In a vector database, embedding size plays a crucial role in determining the operating cost. While smaller embeddings can lead to higher efficiency and lower cost, they also offer less granularity. It would be beneficial for a vector database to provide flexible embedding sizes catering to different end-users. In this blog post, we discuss a technique that allows such flexibility.
Matryoshka Representation Learning (MRL) is a technique that allows flexible sizes of embeddings with minimal model adjustments. Once a model generates an embedding of fixed-size for a sample, it utilizes the first several dimensions to create a separate, smaller embedding. For example, if the size of original embedding is 512, we can extract the first 256 dimensions, 128 dimensions, and 64 dimensions to create three smaller embeddings. This group of user-selected dimensions (i.e., {512, 256, 128}) is referred to as a dimension set.
When using MRL, a model needs to be trained with training losses computed by each sub-dimension embedding. By doing so, the model learns to condense important information in the smaller dimensions. In this blog, we trained Generalized Contrastive Learning (GCL), our model that extends CLIP to allow multiple representations for a sample, with MRL on a subset of GS-Marqo-10M. For more information on GCL and the dataset, refer to our blog.
For each dimension in the dimension set, we extract the Matryoshka representation for image and text features. These representations are used to calculate a loss for each sub-dimension. The final loss is a weighted sum of these losses. The weights, referred to as relative importance scales, can be either ones or predetermined weights.
We compared the retrieval and ranking performance of GCL with and without MRL across in-domain, novel query, novel document, and zero-shot splits. The relative reduction of normalized discounted cumulative gain (nDCG) is demonstrated when the embedding size decreases, with the original embedding's performance set as the benchmark at 100%. It's evident that GCL trained with MRL maintains nDCG across different splits, while GCL without MRL experiences a significant decrease in performance. This demonstrates that the embedding sizes can be reduced by training the model with MRL, while minimally affecting its performance.

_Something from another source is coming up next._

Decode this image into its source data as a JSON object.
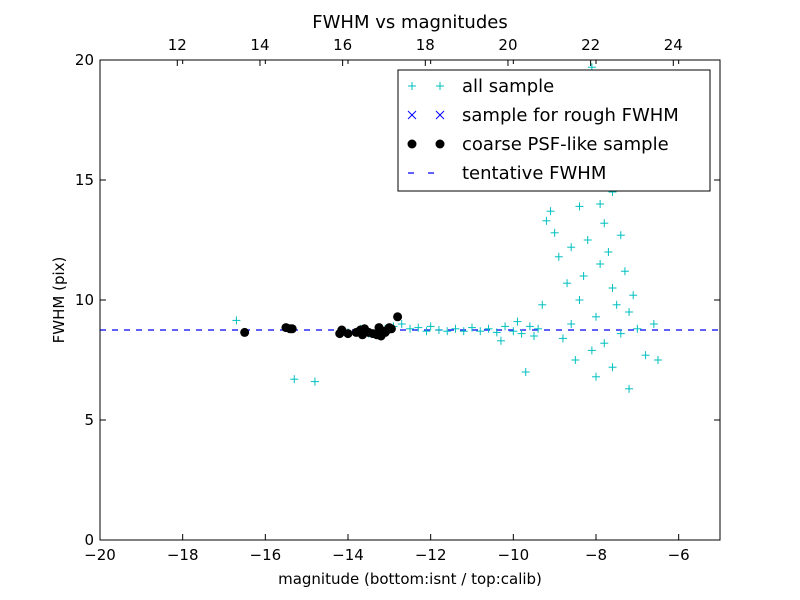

A crucial question is whether the GCL trained with MRL performs as well as the original GCL without MRL, using the same embedding size. This would confirm that the model trained with MRL can be used even without reducing the embedding size, offering flexibility in choosing to either reduce or maintain the original size. Otherwise, separate models would need to be trained, limiting its practical use. Our findings demonstrate that both GCL with MRL and without MRL perform similarly with the original embedding size.
Important notes: MRL is known to encourage a model to converge faster, which complicates a straightforward comparison between GCL with and without MRL by merely adding MRL losses during training. In our experiments, we decreased the number of epochs and modified relative importance scales to establish a setting where both GCL with MRL and GCL without MRL show similar in-domain performance. Therefore, the results shouldn't be interpreted as MRL damaging in-domain performance while enhancing novel query, novel document, and zero-shot performance. Rather, they indicate that both achieve comparable performance.
There are crucial hyperparameters such as the dimension set and relative importance scales and architecture choices we can make . Here are some observations on them:
Please note that Method #2 bypasses the MRL truncation process, creating a loose connection to MRL. Despite this, we have included it for comparison as it serves as a straightforward baseline. Method #1 shows advantages in the novel query split, but it underperforms in other splits. In contrast, Method #2 performs best in the novel document and zero-shot splits when using smaller embedding sizes. The decision to include a projection linear layer is not straightforward and might be worth experimenting with, depending on the specific use case.
The original paper introduced "adaptive retrieval" for retrieval tasks. This method uses smaller dimensions to first retrieve document candidates, which are then reranked using larger dimensions. However, in this blog, we only considered a first-stage retrieval system and did not apply the adaptive retrieval. Implementing such a method could potentially improve performance further.
In this blog, we analyzed the effectiveness of MRL for a CLIP-based model, GCL, in multimodal retrieval and ranking. Our findings indicate that training the model with MRL can mitigate performance degradation when the embedding size decreases. We also examined the impact of changes in hyperparameters and the model's architecture on its performance. Overall, MRL could enable users to select the embedding sizes for the same model without incurring additional computational cost. However, careful consideration and thorough experimentation are crucial to optimize the model's performance.